Como é então que a gente vai conhecer uma mulher honesta?"

    Agora você vai entender o motivo desse título. Afinal, eu nunca fui contra um bom adultério literário (alô, Machado), então por que agora a traição me frustraria?
    Mas a traição que menciono aqui não é parte do enredo, e sim uma ironia do destino de Rachel de Queiroz, uma ironia ácida e violenta que tornou-a sua própria versão piorada de João Jacques. Em toda sua superioridade intelectual, sua cadeira na Academia Brasileira de Letras e sua crítica ferrenha ao comunismo, adivinhem quem essa mulher se tornou alguns anos depois de sua prisão política e da queima de seus livros por seu teor revolucionário?
    Rachel de Queiroz conspirou a favor da Ditadura Militar anos depois. Nem tantos anos assim, menos de 30. Ela, amiga pessoal de Castelo Branco, ajudou os militares a instaurarem o golpe que levou à ditadura mais violenta da história do Brasil (e isso dito abertamente pela própria em uma entrevista à Roda Viva). Ditadura essa que, assim como aconteceu com ela, prendeu centenas de militantes que ousavam posicionarem-se contra a violência estatal. Ditadura essa que matou inúmeras pessoas e consolidou uma forma de violência governamental que até hoje não conseguimos extinguir por completo. Ditadura essa que por muito tempo tentou apagar seus rastros da história, mas que manchou nossos chãos de sangue para todo o sempre, e contra a qual sempre teremos que lutar.

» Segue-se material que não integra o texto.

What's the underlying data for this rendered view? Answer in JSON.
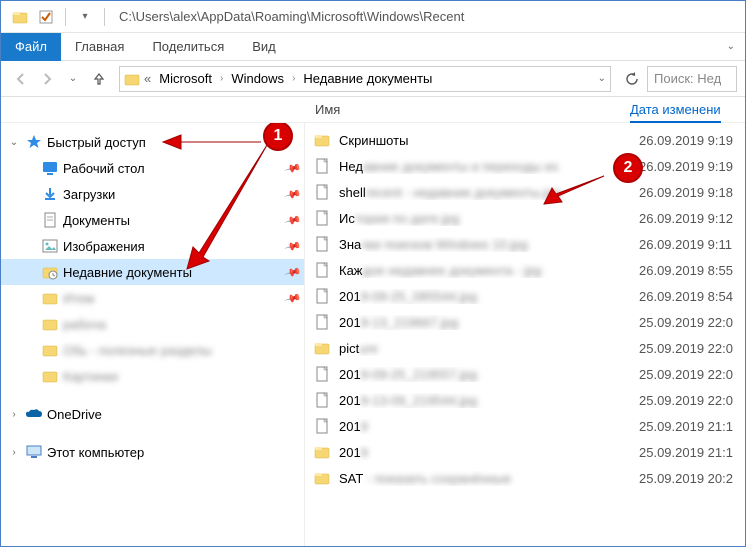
{
  "titlebar": {
    "address": "C:\\Users\\alex\\AppData\\Roaming\\Microsoft\\Windows\\Recent"
  },
  "ribbon": {
    "file": "Файл",
    "home": "Главная",
    "share": "Поделиться",
    "view": "Вид"
  },
  "nav": {
    "breadcrumb": [
      "Microsoft",
      "Windows",
      "Недавние документы"
    ],
    "search_placeholder": "Поиск: Нед"
  },
  "columns": {
    "name": "Имя",
    "date": "Дата изменени"
  },
  "tree": {
    "quick": "Быстрый доступ",
    "desktop": "Рабочий стол",
    "downloads": "Загрузки",
    "documents": "Документы",
    "pictures": "Изображения",
    "recent": "Недавние документы",
    "blur1": "Итем",
    "blur2": "рабоча",
    "blur3": "Обь - полезные разделы",
    "blur4": "Картинки",
    "onedrive": "OneDrive",
    "thispc": "Этот компьютер"
  },
  "files": [
    {
      "name": "Скриншоты",
      "type": "folder",
      "date": "26.09.2019 9:19"
    },
    {
      "name_prefix": "Нед",
      "name_blur": "авние документы и переходы из",
      "type": "file",
      "date": "26.09.2019 9:19"
    },
    {
      "name_prefix": "shell",
      "name_blur": "recent - недавние документы.jpg",
      "type": "file",
      "date": "26.09.2019 9:18"
    },
    {
      "name_prefix": "Ис",
      "name_blur": "тория по дате.jpg",
      "type": "file",
      "date": "26.09.2019 9:12"
    },
    {
      "name_prefix": "Зна",
      "name_blur": "чки поисков Windows 10.jpg",
      "type": "file",
      "date": "26.09.2019 9:11"
    },
    {
      "name_prefix": "Каж",
      "name_blur": "дое недавнее документа - jpg",
      "type": "file",
      "date": "26.09.2019 8:55"
    },
    {
      "name_prefix": "201",
      "name_blur": "9-09-25_085544.jpg",
      "type": "file",
      "date": "26.09.2019 8:54"
    },
    {
      "name_prefix": "201",
      "name_blur": "9-13_219667.jpg",
      "type": "file",
      "date": "25.09.2019 22:0"
    },
    {
      "name_prefix": "pict",
      "name_blur": "ure",
      "type": "folder",
      "date": "25.09.2019 22:0"
    },
    {
      "name_prefix": "201",
      "name_blur": "9-09-25_219557.jpg",
      "type": "file",
      "date": "25.09.2019 22:0"
    },
    {
      "name_prefix": "201",
      "name_blur": "9-13-09_219544.jpg",
      "type": "file",
      "date": "25.09.2019 22:0"
    },
    {
      "name_prefix": "201",
      "name_blur": "9",
      "type": "file",
      "date": "25.09.2019 21:1"
    },
    {
      "name_prefix": "201",
      "name_blur": "9",
      "type": "folder",
      "date": "25.09.2019 21:1"
    },
    {
      "name_prefix": "SAT",
      "name_blur": " - показать сохранённые",
      "type": "folder",
      "date": "25.09.2019 20:2"
    }
  ],
  "annotations": {
    "b1": "1",
    "b2": "2"
  }
}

    Rachel de Queiroz é a verdadeira traidora dessa história. E o pior é que ela continuou defendendo essa postura violenta até o fim de sua vida. Nunca se arrependeu.
    A leitura de um livro como Caminho de Pedras deixa um gosto amargo na boca. Não somente porque a história, rápida e brusca, nos deixa angustiados com um desfecho tão triste para os personagens. Mas muito mais porque, ao terminar o livro, a única coisa que nos resta é lembrar de quem essa autora viria a se tornar no futuro próximo, para ela, e passado presente, para nós. E os efeitos de suas ações não são para personagens fictícios em um mundo inventado, mas para pessoas reais que até hoje sofrem a perda de seus filhos, pais, irmãos e amigos.
    Rachel, espero que o lugar em que você está agora seja perfeitamente coerente com a pessoa que você foi. E espero que o perdão de Deus seja maior que o nosso, aqui na terra. Você vai precisar.